Depends entirely on what you're trying to accomplish. FTS is a
separate table which stores TEXT columns, and provides a word-level
index on them. If your current data is just a table of TEXT columns,
you can probably just store it directly in FTS and be done with it.

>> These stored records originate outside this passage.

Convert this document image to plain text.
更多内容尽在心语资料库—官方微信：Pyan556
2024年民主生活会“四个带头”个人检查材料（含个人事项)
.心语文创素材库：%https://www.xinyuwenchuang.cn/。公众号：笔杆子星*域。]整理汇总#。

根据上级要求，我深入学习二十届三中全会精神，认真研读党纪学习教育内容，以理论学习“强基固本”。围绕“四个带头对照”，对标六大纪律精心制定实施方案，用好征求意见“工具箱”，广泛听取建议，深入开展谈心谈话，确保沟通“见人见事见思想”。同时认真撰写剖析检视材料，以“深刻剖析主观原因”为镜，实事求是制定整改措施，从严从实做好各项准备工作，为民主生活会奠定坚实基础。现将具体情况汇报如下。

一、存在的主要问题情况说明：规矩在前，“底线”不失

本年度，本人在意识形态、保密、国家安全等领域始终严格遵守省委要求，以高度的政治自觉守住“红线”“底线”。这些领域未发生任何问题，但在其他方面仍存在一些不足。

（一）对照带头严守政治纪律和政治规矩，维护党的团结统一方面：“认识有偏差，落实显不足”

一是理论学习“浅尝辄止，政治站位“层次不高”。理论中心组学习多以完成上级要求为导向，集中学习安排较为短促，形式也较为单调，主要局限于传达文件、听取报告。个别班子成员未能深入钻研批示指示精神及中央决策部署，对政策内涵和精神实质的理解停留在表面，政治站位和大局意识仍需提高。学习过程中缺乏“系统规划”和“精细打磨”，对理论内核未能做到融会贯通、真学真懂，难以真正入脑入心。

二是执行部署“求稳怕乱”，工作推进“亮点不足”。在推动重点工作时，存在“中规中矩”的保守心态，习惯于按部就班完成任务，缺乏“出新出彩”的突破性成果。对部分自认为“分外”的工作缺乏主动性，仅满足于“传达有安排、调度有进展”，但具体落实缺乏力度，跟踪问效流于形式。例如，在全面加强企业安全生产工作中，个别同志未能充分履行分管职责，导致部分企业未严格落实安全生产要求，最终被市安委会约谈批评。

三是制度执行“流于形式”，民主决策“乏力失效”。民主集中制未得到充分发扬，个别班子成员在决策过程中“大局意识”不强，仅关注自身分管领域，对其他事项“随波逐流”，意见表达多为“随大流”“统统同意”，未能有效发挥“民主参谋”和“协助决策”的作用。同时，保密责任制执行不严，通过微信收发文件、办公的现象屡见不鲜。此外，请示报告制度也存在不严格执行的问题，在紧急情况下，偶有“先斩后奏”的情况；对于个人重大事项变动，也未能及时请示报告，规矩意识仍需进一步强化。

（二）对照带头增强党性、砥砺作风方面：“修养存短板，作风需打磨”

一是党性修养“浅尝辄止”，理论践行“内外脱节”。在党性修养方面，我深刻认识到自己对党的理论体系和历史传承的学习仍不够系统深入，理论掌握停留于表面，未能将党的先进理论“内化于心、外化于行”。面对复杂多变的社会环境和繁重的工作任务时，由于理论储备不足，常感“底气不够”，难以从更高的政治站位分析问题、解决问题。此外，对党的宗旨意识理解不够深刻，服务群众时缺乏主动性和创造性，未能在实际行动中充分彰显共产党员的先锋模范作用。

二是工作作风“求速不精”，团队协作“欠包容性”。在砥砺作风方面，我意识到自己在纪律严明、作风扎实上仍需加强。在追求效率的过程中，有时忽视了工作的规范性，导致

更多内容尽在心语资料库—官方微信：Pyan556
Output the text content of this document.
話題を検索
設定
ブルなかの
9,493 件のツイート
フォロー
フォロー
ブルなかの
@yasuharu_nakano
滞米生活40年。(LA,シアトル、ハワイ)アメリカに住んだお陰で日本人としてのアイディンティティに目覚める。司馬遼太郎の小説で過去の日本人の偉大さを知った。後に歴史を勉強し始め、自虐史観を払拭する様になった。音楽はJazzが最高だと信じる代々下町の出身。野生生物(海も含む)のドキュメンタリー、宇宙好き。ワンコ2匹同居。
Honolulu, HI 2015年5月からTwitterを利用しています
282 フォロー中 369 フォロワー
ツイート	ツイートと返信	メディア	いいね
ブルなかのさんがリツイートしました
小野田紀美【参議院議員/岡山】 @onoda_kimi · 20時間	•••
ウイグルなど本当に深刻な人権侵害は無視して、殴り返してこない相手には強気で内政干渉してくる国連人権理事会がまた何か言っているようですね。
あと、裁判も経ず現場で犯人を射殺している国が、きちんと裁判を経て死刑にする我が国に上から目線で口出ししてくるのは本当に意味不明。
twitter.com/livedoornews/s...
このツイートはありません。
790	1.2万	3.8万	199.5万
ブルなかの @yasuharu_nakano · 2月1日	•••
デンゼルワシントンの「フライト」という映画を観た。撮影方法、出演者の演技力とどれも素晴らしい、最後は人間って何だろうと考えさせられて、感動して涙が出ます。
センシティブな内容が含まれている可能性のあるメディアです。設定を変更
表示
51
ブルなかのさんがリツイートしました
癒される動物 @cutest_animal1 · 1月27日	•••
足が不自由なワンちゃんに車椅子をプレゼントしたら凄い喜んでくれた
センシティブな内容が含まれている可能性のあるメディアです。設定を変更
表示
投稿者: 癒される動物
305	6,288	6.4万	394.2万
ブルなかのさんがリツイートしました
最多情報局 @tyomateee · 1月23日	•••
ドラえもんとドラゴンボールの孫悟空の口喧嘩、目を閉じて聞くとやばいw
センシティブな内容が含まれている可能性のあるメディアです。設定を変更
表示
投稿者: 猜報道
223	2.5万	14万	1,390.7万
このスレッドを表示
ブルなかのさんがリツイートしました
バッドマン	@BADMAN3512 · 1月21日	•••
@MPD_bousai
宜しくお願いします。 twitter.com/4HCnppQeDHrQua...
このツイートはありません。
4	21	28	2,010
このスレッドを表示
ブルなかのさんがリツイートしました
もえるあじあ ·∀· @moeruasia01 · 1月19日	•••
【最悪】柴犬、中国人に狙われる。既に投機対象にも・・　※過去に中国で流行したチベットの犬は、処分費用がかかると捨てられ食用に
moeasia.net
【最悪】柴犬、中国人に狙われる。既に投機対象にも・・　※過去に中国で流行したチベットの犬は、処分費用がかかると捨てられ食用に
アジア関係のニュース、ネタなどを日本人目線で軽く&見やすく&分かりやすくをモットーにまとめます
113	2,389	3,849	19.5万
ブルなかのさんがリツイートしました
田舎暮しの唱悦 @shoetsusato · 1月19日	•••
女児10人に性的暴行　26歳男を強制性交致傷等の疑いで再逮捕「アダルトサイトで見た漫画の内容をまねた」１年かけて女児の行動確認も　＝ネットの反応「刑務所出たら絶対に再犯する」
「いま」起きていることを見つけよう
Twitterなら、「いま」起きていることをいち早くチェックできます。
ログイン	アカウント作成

If it's a mixture of TEXT and non-TEXT, or has other constraints you
might want to have a pair of tables joined on rowid. Sometimes you
want both. Say you want a table where a msgid should be unique, and
other columns should be searchable. You might have something like:
CREATE TABLE a (msgid TEXT PRIMARY KEY);
CREATE TABLE a_fts (subject, body);
You select things using a join on the implicit rowid column (an SQLite
concept which fts abides by):
SELECT msgid, subject, body FROM a JOIN a_fts USING(rowid) WHERE
subject MATCH ?;
To update, make sure you use a transaction to keep things consistent:
BEGIN;
INSERT INTO a (msgid) VALUES (?);
INSERT INTO a_fts (rowid, subject, body) VALUES (last_insert_rowid(), ?, ?);
COMMIT;
BEGIN;
DELETE FROM a_fts WHERE rowid IN (SELECT rowid FROM a WHERE msgid = ?);
DELETE FROM a WHERE msgid = ?;
END;
BEGIN;
UPDATE a_fts SET subject = ? WHERE rowid IN (SELECT rowid FROM a
WHERE msgid = ?);
UPDATE a SET msgid = ? WHERE msgid = ?;
END;
If you wanted msgid to also be searchable, just duplicate it in a_fts.